One Day by David Nicholls

One DayOne Day by David Nicholls
Published by Hodder & Stoughton

Dexter and Emma meet on the night of their graduation from college, July 15th, and while they spend a passionate night together, both agree that there is no real future for the two of them and they go their separate ways. But over the course of the next twenty years, their paths intertwine in various ways, and the novel shows the reader exactly how they are in and out of each other’s lives by giving us a snapshot of each year on July 15th.

This is one of those novels where I can’t figure out what I really think about it or how to feel about it. To start with, I didn’t enjoy either Dexter or Emma as characters – Dexter was selfish and obnoxious, Emma was too passive and didn’t ever want to make decisions about her own life. I sort of liked Emma as a person, and I wanted to root for her, but she frustrated me. Dexter I just plain couldn’t stand. He was SUCH A JERK. To the point that when he finally stopped being such a major asshole, I couldn’t care about his character enough to be happy that he had grown as a person. I was just done with him.

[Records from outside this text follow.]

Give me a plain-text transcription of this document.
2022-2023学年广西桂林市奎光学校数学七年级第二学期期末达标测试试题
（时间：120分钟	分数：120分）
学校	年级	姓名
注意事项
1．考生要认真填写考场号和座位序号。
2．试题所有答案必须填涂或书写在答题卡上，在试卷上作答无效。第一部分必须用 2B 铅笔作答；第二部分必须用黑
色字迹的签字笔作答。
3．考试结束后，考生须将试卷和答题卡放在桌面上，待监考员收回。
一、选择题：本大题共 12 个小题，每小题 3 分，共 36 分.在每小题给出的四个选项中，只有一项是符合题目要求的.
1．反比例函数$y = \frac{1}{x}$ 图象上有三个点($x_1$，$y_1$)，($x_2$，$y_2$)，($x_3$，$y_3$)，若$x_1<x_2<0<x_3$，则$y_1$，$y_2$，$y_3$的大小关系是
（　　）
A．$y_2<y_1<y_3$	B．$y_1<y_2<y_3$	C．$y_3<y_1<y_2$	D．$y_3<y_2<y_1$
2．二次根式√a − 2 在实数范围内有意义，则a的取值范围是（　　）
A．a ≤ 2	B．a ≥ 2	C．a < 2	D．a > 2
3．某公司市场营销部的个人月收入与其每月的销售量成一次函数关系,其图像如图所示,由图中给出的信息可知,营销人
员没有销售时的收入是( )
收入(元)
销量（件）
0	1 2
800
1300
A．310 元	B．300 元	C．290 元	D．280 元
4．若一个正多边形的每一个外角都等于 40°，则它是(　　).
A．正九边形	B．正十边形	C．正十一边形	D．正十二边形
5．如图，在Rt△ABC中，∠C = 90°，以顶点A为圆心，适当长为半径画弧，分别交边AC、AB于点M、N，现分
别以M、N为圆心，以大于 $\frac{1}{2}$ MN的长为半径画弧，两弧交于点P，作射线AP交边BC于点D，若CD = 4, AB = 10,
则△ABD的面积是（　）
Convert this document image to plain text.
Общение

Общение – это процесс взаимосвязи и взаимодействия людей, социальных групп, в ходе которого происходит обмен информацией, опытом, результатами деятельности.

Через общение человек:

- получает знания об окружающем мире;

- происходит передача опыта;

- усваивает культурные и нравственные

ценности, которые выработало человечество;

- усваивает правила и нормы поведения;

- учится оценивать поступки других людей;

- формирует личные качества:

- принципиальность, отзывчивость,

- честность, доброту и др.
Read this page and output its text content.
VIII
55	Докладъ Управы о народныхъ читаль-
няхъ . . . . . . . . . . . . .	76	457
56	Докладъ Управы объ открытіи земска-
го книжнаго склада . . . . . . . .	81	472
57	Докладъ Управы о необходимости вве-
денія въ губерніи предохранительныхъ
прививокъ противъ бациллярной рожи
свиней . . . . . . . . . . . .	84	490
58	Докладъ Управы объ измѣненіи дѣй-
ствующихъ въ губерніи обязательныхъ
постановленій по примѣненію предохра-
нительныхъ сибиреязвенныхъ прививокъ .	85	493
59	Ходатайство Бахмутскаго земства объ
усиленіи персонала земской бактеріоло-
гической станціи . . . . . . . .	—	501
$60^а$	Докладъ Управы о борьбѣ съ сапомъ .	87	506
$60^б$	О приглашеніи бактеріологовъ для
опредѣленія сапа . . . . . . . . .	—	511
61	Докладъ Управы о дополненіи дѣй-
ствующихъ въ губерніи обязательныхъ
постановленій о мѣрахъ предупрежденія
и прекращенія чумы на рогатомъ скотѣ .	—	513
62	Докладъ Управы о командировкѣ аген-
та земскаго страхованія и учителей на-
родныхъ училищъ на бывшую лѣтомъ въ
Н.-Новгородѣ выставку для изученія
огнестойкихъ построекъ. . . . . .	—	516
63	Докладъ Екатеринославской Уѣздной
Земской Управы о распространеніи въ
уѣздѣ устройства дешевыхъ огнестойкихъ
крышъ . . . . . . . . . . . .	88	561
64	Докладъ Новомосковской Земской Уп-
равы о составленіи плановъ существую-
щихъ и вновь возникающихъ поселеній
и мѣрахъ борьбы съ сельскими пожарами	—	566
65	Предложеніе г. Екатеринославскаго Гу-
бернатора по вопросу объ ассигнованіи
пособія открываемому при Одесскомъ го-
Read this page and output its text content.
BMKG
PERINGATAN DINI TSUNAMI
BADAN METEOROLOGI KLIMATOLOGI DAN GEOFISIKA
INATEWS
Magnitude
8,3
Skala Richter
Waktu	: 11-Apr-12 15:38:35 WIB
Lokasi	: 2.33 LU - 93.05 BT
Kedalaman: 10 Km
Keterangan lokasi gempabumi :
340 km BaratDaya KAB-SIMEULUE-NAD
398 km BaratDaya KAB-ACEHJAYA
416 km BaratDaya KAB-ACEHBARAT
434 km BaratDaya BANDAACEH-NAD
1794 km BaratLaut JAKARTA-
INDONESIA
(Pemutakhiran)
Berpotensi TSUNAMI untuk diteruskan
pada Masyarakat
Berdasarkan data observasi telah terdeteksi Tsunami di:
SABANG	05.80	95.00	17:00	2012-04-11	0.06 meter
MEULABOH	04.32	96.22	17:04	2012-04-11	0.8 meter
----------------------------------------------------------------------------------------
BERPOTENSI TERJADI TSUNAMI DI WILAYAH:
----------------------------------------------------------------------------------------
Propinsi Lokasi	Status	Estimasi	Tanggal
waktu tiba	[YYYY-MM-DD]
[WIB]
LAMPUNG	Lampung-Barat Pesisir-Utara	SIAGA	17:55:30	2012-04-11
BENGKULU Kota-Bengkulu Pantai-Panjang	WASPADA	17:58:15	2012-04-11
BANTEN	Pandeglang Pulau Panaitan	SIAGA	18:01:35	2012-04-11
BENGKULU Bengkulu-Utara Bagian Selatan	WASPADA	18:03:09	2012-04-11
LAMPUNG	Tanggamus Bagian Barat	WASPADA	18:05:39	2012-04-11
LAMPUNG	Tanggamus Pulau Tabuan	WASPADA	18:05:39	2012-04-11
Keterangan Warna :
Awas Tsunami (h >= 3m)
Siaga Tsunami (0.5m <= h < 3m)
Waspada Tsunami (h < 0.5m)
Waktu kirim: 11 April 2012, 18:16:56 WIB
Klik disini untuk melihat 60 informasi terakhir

So much of the plot felt manipulative to me as the reader. Nicholls was trying to create emotions within the reader, and while he definitely did that, it felt a bit overdone. Like one more bad thing couldn’t possibly happen to drive these two apart when it was obvious from the first chapter that the whole point of this book is for them to be together, eventually. The ending especially made me angry … and while I can appreciate an ending like this, it was just not what I had ever imagined could possibly happen to this story and these characters. It left me wanting to throw the book across the room.

BUT. Here’s the thing. I could not put this book down. I read it voraciously, intensely, desperately. It had been a long time since I’d felt so tied to a book, so desperate to find out what would happen next. Additionally, I find it incredible that Nicholls was able to pull these emotions out of me, about fictional characters’ lives. The fact that he made me question whether I loved or hated the book (and I’m still not sure) is a testament to his talent as a writer.

So would I recommend the book? Absolutely yes, based on the experience I had reading it and how deeply I felt tied to it. Did I love it? No, but I loved how it made me feel. I didn’t hate it either – I can’t quite categorize my feelings. But this back and forth in my brain about the book makes me want to talk about it with everyone, so please let me know if you’ve read it and what you thought!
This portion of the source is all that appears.